“We see the compact sedan market as being basically flat,” Kcomt said. “But the Sentra is growing in sales and we believe it will continue to do so.”
For the first 10 months of this year, Sentra’s U.S. sales rose 9.7 percent from a year earlier to 169,244. In 2014, Sentra’s U.S. sales increased 42 percent from the year before to 183,268.
Nissan believes it has been on the right track since the Sentra’s redesign for the 2013 model year. Before that, the Sentra had been slipping behind segment leaders the Toyota Corolla and Honda Civic. Those competitors have also been pouring resources into their offerings in the past two years as more consumers move into the compact market. Tuesday night on the eve of the Los Angeles show, Honda unveiled a more aggressively styled Civic coupe.

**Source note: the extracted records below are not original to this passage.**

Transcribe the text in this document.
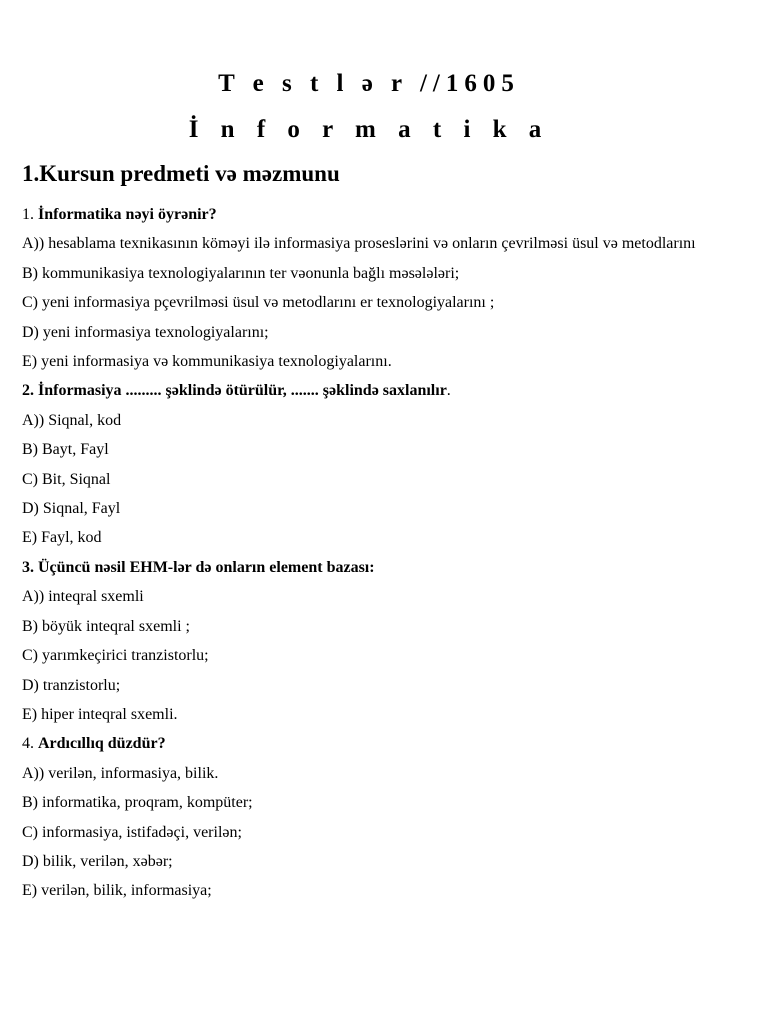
T e s t l ə r //1605
İ n f o r m a t i k a
1.Kursun predmeti və məzmunu
1. İnformatika nəyi öyrənir?
A)) hesablama texnikasının köməyi ilə informasiya proseslərini və onların çevrilməsi üsul və metodlarını
B) kommunikasiya texnologiyalarının ter vəonunla bağlı məsələləri;
C) yeni informasiya pçevrilməsi üsul və metodlarını er texnologiyalarını ;
D) yeni informasiya texnologiyalarını;
E) yeni informasiya və kommunikasiya texnologiyalarını.
2. İnformasiya ......... şəklində ötürülür, ....... şəklində saxlanılır.
A)) Siqnal, kod
B) Bayt, Fayl
C) Bit, Siqnal
D) Siqnal, Fayl
E) Fayl, kod
3. Üçüncü nəsil EHM-lər də onların element bazası:
A)) inteqral sxemli
B) böyük inteqral sxemli ;
C) yarımkeçirici tranzistorlu;
D) tranzistorlu;
E) hiper inteqral sxemli.
4. Ardıcıllıq düzdür?
A)) verilən, informasiya, bilik.
B) informatika, proqram, kompüter;
C) informasiya, istifadəçi, verilən;
D) bilik, verilən, xəbər;
E) verilən, bilik, informasiya;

The Sentra has become a key part of Nissan’s U.S. growth plan and now represents Nissan’s third-best selling model, after the Altima midsize sedan and the Rogue compact crossover.
Crossovers such as the Rogue have been the engine driving compact-segment growth. But Kcomt says that sedans will continue to represent an enormous part of compact activity.
The Sentra uses a 130-hp, 1.8-liter four-cylinder engine with an Xtronic continuously variable transmission. The Sentra S trim level is available with a six-speed manual transmission.